Thorpe had, in fact, been preceded by the most sinister
figure of them all a half a century before, when Maundy Gregory, son of a
clergyman, had begun illegally selling peerages for the Liberal party on a
scale that makes Nixon look like a petty shoplifter, netting himself millions in commission. Among the usual
Liberal scandals, bankruptcies and trials one performance even outshone Thorpe’s
when, after the sudden death of the partner who’d changed her will in his
favour, he was oddly reluctant to have her buried.

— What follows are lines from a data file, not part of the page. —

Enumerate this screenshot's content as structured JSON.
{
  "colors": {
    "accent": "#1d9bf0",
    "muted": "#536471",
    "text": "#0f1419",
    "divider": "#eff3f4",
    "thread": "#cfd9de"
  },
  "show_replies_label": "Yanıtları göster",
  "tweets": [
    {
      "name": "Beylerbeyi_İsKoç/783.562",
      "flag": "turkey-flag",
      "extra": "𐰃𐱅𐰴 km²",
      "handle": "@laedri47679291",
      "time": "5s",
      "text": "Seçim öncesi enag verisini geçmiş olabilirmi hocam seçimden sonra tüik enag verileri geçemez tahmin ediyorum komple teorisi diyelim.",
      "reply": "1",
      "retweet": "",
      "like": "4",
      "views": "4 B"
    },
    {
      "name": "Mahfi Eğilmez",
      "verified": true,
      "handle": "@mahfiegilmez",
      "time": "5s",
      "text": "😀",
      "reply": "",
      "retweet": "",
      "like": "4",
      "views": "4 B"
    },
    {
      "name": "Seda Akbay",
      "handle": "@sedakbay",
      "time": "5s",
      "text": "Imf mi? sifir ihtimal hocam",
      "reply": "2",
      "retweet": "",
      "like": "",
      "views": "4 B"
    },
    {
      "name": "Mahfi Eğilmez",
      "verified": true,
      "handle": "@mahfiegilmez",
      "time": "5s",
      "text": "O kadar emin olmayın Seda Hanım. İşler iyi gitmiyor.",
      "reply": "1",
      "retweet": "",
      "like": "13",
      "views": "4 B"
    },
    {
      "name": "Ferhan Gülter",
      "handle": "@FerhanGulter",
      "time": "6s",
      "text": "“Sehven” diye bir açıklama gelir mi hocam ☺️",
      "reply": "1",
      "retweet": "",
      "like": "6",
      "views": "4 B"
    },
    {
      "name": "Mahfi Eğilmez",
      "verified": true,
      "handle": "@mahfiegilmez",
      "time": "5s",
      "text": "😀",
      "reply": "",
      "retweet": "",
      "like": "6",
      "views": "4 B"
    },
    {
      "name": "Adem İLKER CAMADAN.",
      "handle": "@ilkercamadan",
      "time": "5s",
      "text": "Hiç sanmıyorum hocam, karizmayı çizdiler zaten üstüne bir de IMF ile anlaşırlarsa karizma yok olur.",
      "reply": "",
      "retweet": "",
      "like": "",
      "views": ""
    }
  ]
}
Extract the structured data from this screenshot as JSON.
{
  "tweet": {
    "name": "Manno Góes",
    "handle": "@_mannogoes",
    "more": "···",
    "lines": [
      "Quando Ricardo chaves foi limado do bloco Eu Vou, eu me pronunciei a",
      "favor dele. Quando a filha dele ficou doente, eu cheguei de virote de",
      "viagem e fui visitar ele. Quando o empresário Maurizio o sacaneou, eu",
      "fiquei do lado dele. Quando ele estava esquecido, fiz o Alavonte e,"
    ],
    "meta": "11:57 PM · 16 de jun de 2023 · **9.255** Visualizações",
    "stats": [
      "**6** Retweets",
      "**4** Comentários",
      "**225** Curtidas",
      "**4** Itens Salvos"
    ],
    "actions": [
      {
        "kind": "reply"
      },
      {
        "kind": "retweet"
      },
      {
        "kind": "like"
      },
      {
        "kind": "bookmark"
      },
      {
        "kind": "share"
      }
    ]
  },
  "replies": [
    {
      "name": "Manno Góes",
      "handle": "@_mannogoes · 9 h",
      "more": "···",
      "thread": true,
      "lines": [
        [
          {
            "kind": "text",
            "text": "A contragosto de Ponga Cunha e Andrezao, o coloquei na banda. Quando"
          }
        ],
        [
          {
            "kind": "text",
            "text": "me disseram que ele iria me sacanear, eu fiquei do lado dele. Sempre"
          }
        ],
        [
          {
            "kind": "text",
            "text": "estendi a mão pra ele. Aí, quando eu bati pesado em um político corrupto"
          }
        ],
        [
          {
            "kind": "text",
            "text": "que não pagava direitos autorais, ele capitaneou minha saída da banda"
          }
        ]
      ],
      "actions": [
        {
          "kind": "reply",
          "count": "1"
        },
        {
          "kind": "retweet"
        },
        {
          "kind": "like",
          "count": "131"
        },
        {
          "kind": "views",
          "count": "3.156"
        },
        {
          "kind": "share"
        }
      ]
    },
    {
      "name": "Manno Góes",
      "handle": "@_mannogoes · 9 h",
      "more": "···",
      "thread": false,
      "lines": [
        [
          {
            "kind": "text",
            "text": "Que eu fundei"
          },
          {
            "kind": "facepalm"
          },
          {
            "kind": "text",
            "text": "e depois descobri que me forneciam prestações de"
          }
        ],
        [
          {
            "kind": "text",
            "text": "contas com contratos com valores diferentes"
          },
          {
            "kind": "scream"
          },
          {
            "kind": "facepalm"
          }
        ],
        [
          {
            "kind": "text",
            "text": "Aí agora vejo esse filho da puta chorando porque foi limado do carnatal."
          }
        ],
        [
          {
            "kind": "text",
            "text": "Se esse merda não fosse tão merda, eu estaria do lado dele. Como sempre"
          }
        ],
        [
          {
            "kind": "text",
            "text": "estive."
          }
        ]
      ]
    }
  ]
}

A botched killing, a hired assassin who looked and talked like
Peter Sellers, a dead dog and a weeping Norman Scott in the barren vastness of
Dartmoor had nothing on Gregory’s tableau
vivant: he schlepped around the beautiful old churches of the Thames valley
with a map on his lap and the corpse of Edith Rosse jammed upright into the front passenger seat of his car. There he would leave her - there is no record of her complaining - while
he was inside the vicarage making inquiries as to graveyard vacancies before
returning, unruffled, to his jalopy and bowling on to the next church.

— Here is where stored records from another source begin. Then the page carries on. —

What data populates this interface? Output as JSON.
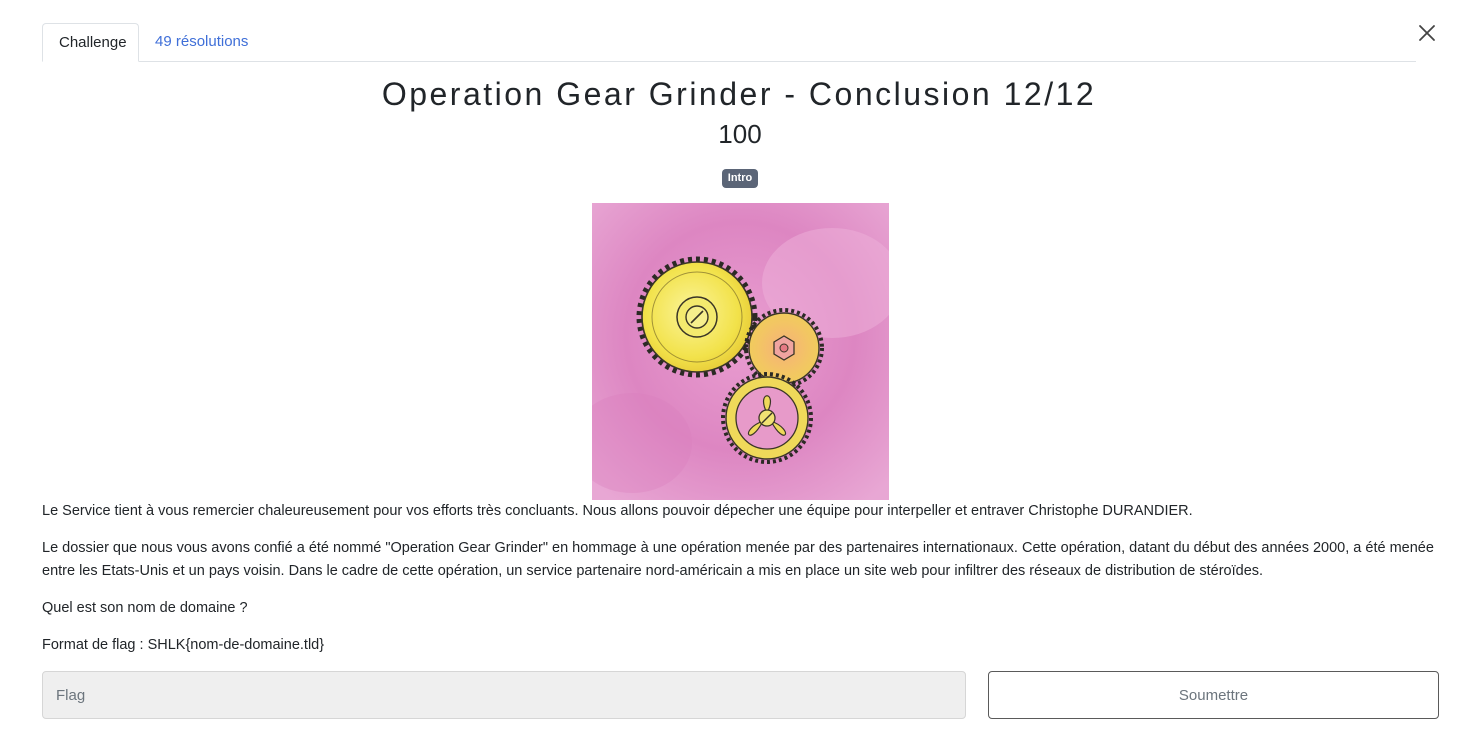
{
  "tabs": {
    "challenge": "Challenge",
    "solves": "49 résolutions"
  },
  "challenge": {
    "title": "Operation Gear Grinder - Conclusion 12/12",
    "points": "100",
    "tag": "Intro"
  },
  "description": {
    "p1": "Le Service tient à vous remercier chaleureusement pour vos efforts très concluants. Nous allons pouvoir dépecher une équipe pour interpeller et entraver Christophe DURANDIER.",
    "p2": "Le dossier que nous vous avons confié a été nommé \"Operation Gear Grinder\" en hommage à une opération menée par des partenaires internationaux. Cette opération, datant du début des années 2000, a été menée entre les Etats-Unis et un pays voisin. Dans le cadre de cette opération, un service partenaire nord-américain a mis en place un site web pour infiltrer des réseaux de distribution de stéroïdes.",
    "p3": "Quel est son nom de domaine ?",
    "p4": "Format de flag : SHLK{nom-de-domaine.tld}"
  },
  "form": {
    "flag_placeholder": "Flag",
    "flag_value": "",
    "submit_label": "Soumettre"
  },
  "icons": {
    "close": "close-icon"
  },
  "colors": {
    "link": "#3f6fd8",
    "tag_bg": "#5b6577",
    "input_bg": "#efefef"
  }
}
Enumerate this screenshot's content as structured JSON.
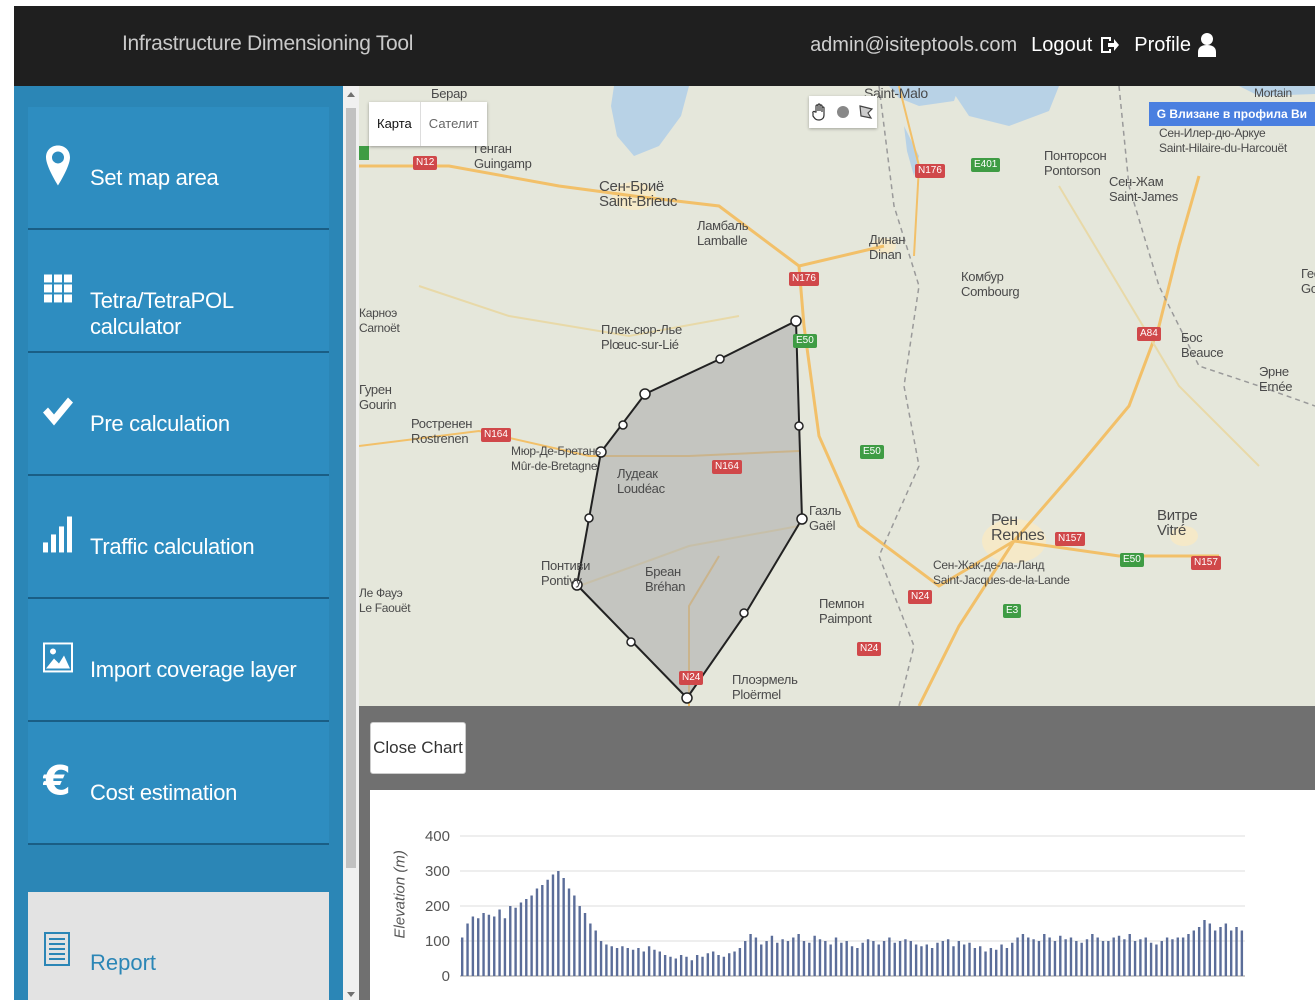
{
  "header": {
    "app_title": "Infrastructure Dimensioning Tool",
    "user_email": "admin@isiteptools.com",
    "logout_label": "Logout",
    "profile_label": "Profile"
  },
  "sidebar": {
    "items": [
      {
        "label": "Set map area",
        "icon": "map-marker-icon"
      },
      {
        "label": "Tetra/TetraPOL calculator",
        "icon": "grid-icon"
      },
      {
        "label": "Pre calculation",
        "icon": "check-icon"
      },
      {
        "label": "Traffic calculation",
        "icon": "bar-chart-icon"
      },
      {
        "label": "Import coverage layer",
        "icon": "image-icon"
      },
      {
        "label": "Cost estimation",
        "icon": "euro-icon"
      }
    ],
    "report_label": "Report"
  },
  "map": {
    "type_map": "Карта",
    "type_satellite": "Сателит",
    "google_badge": "G Влизане в профила Ви",
    "labels": [
      {
        "text": "Генган\nGuingamp"
      },
      {
        "text": "Сен-Бриё\nSaint-Brieuc"
      },
      {
        "text": "Ламбаль\nLamballe"
      },
      {
        "text": "Динан\nDinan"
      },
      {
        "text": "Понторсон\nPontorson"
      },
      {
        "text": "Сен-Жам\nSaint-James"
      },
      {
        "text": "Сен-Илер-дю-Аркуе\nSaint-Hilaire-du-Harcouët"
      },
      {
        "text": "Комбур\nCombourg"
      },
      {
        "text": "Плек-сюр-Лье\nPlœuc-sur-Lié"
      },
      {
        "text": "Ростренен\nRostrenen"
      },
      {
        "text": "Мюр-Де-Бретань\nMûr-de-Bretagne"
      },
      {
        "text": "Лудеак\nLoudéac"
      },
      {
        "text": "Газль\nGaël"
      },
      {
        "text": "Рен\nRennes"
      },
      {
        "text": "Сен-Жак-де-ла-Ланд\nSaint-Jacques-de-la-Lande"
      },
      {
        "text": "Витре\nVitré"
      },
      {
        "text": "Бос\nBeauce"
      },
      {
        "text": "Эрне\nErnée"
      },
      {
        "text": "Понтиви\nPontivy"
      },
      {
        "text": "Бреан\nBréhan"
      },
      {
        "text": "Пемпон\nPaimpont"
      },
      {
        "text": "Плоэрмель\nPloërmel"
      },
      {
        "text": "Ле Фауэ\nLe Faouët"
      },
      {
        "text": "Гурен\nGourin"
      },
      {
        "text": "Карноэ\nCarnoët"
      },
      {
        "text": "Saint-Malo"
      },
      {
        "text": "Mortain"
      },
      {
        "text": "Берар"
      },
      {
        "text": "Гео\nGo"
      }
    ],
    "roads": [
      {
        "text": "N12",
        "color": "red"
      },
      {
        "text": "N176",
        "color": "red"
      },
      {
        "text": "E401",
        "color": "green"
      },
      {
        "text": "N176",
        "color": "red"
      },
      {
        "text": "E50",
        "color": "green"
      },
      {
        "text": "A84",
        "color": "red"
      },
      {
        "text": "N164",
        "color": "red"
      },
      {
        "text": "N164",
        "color": "red"
      },
      {
        "text": "E50",
        "color": "green"
      },
      {
        "text": "N157",
        "color": "red"
      },
      {
        "text": "E50",
        "color": "green"
      },
      {
        "text": "N157",
        "color": "red"
      },
      {
        "text": "N24",
        "color": "red"
      },
      {
        "text": "E3",
        "color": "green"
      },
      {
        "text": "N24",
        "color": "red"
      },
      {
        "text": "N24",
        "color": "red"
      }
    ]
  },
  "chart_panel": {
    "close_label": "Close Chart"
  },
  "chart_data": {
    "type": "bar",
    "ylabel": "Elevation (m)",
    "xlabel": "",
    "yticks": [
      "400",
      "300",
      "200",
      "100",
      "0"
    ],
    "ylim": [
      0,
      400
    ],
    "values": [
      110,
      150,
      170,
      165,
      180,
      175,
      170,
      190,
      165,
      200,
      195,
      210,
      220,
      230,
      250,
      260,
      275,
      290,
      300,
      280,
      250,
      230,
      200,
      180,
      150,
      130,
      100,
      90,
      85,
      80,
      85,
      80,
      75,
      80,
      70,
      85,
      75,
      70,
      60,
      55,
      50,
      60,
      55,
      45,
      60,
      55,
      65,
      70,
      60,
      55,
      65,
      70,
      80,
      100,
      120,
      110,
      90,
      100,
      115,
      95,
      105,
      100,
      110,
      120,
      100,
      95,
      115,
      105,
      100,
      90,
      110,
      95,
      100,
      85,
      80,
      95,
      105,
      100,
      90,
      100,
      110,
      95,
      100,
      105,
      100,
      90,
      85,
      90,
      80,
      95,
      100,
      105,
      85,
      100,
      90,
      95,
      80,
      85,
      70,
      80,
      75,
      90,
      80,
      95,
      110,
      120,
      110,
      105,
      100,
      120,
      110,
      100,
      115,
      105,
      110,
      100,
      95,
      105,
      120,
      110,
      100,
      100,
      110,
      115,
      105,
      120,
      100,
      105,
      110,
      95,
      90,
      100,
      110,
      105,
      110,
      110,
      120,
      130,
      140,
      160,
      150,
      130,
      140,
      150,
      130,
      140,
      130
    ]
  },
  "colors": {
    "header_bg": "#1f1f1f",
    "sidebar_bg": "#2b86b6",
    "nav_item_bg": "#2e8dc0",
    "chart_panel_bg": "#707070",
    "polygon_fill": "#a9a9a9"
  }
}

This sublime performance ended when he finally located a
suitable riverside church where Edith, none
the worse for all the travel, was eventually interred in a coffin with a loose lid. Nice
Mr Gregory, it seems, had been looking for a burial place subject to floods,
one that would eventually dilute the traces of the poison he had used on her.
Ah, these Liberals! All heart.
Thorpe’s trial was a thoroughly squalid affair with Thorpe
trying unsuccessfully to put space between himself and the dirty little gang of
villains and fixers who sat alongside him in the dock. Bessel, the chief witness,
was yet another hair-raisingly corrupted Liberal MP from central casting, a Methodist
preacher turned financial hustler and fraudster, gravel voiced, quite without
shame and, already cadaverous from the lung disease that killed him, reeking of
the death and cynicism that surrounded the whole affair. If the prosecution had
been looking for a witness to ruin their case then they couldn’t have made a
better choice.
No doubt many believe that’s what they did. It’s still worth
remembering, though, that it was a jury that acquitted him and, reluctantly, I
agree with Moore that the jury was probably right not to convict. Two things worked particularly in Thorpe’s
favour: the fact that nobody had actually been killed, or even hurt, which to
an extent took the sting out of the issue, and the extraordinary and
disturbing weirdness of the accusations and personnel.

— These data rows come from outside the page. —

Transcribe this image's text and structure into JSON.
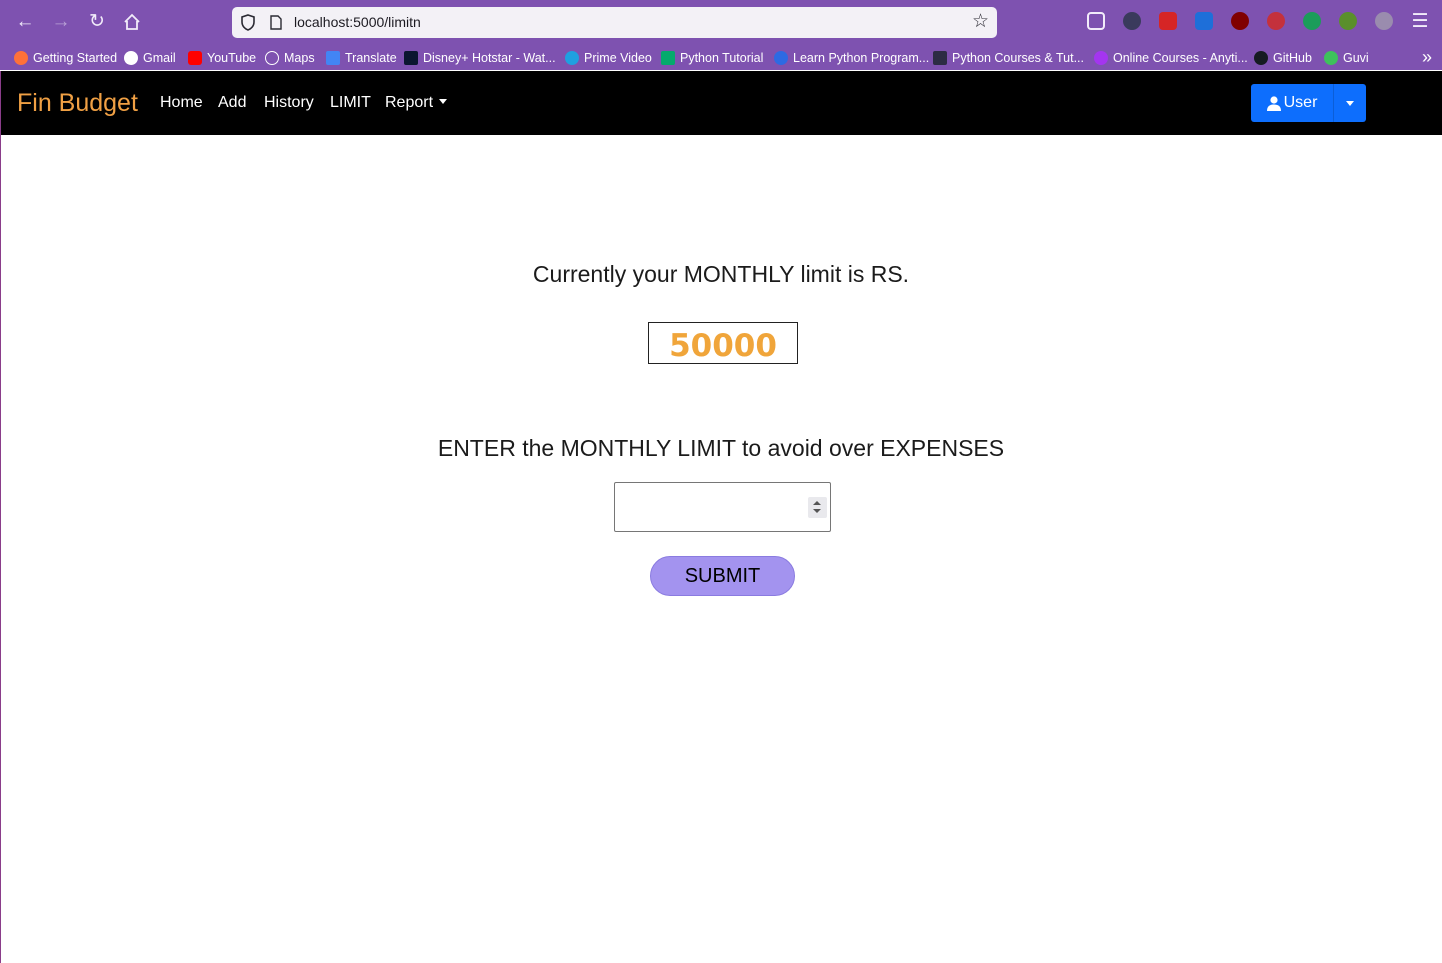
{
  "browser": {
    "url": "localhost:5000/limitn",
    "bookmarks": [
      {
        "label": "Getting Started",
        "icon": "firefox-icon",
        "color": "#ff7139"
      },
      {
        "label": "Gmail",
        "icon": "google-icon",
        "color": "#ffffff"
      },
      {
        "label": "YouTube",
        "icon": "youtube-icon",
        "color": "#ff0000"
      },
      {
        "label": "Maps",
        "icon": "globe-icon",
        "color": "#d9d0e6"
      },
      {
        "label": "Translate",
        "icon": "translate-icon",
        "color": "#4285f4"
      },
      {
        "label": "Disney+ Hotstar - Wat...",
        "icon": "hotstar-icon",
        "color": "#0b1630"
      },
      {
        "label": "Prime Video",
        "icon": "prime-video-icon",
        "color": "#1fa0e0"
      },
      {
        "label": "Python Tutorial",
        "icon": "w3schools-icon",
        "color": "#04aa6d"
      },
      {
        "label": "Learn Python Program...",
        "icon": "programiz-icon",
        "color": "#2d6ae3"
      },
      {
        "label": "Python Courses & Tut...",
        "icon": "document-icon",
        "color": "#2c2c44"
      },
      {
        "label": "Online Courses - Anyti...",
        "icon": "udemy-icon",
        "color": "#a435f0"
      },
      {
        "label": "GitHub",
        "icon": "github-icon",
        "color": "#161b22"
      },
      {
        "label": "Guvi",
        "icon": "guvi-icon",
        "color": "#3ec15c"
      }
    ]
  },
  "navbar": {
    "brand": "Fin Budget",
    "links": [
      "Home",
      "Add",
      "History",
      "LIMIT",
      "Report"
    ],
    "user_label": "User"
  },
  "main": {
    "current_heading": "Currently your MONTHLY limit is RS.",
    "current_limit": "50000",
    "enter_heading": "ENTER the MONTHLY LIMIT to avoid over EXPENSES",
    "limit_input_value": "",
    "submit_label": "SUBMIT"
  },
  "colors": {
    "browser_chrome": "#7e52b0",
    "brand": "#f0a044",
    "limit_value": "#f0a53a",
    "user_button": "#0d6efd",
    "submit_button": "#a393ef"
  }
}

And their near unbelievability. Looking through the narrow McCann
prism, one remembers that Amaral’s logical inference that if the body was gone
then the parents calculatedly transported it, was met not just with
disagreement but public expressions of outraged, arm waving, disgust and horror
that he could even think such a
thing, the maniac, about Kate McCann.
And I think that Thorpe benefitted from the same reaction. It’s not just corruption
that protects public figures but the crazed belief of that public that they have
somehow got close to them through their celebrity, close enough to believe that
they could never “do such a thing”.
So no, juicy visions of Thorpe being forcibly gang-sodomized,
preferably in the Dartmoor prison near where the shooting took place, went
unfulfilled. The rest of his life, though, was equally horrible, more grotesque
and much more long-lasting – disgraced whatever the verdict, paralysed first by
the realization that rehabilitation would never be possible and then by disease, he lingered on for decades, mostly in a darkened room amid the stucco
and elegance of his wife's beautiful house in Orme Square, a reminder of what can happen if you are
acquitted but cannot “demonstrate your innocence”.
He still revolts me, viscerally, to this day.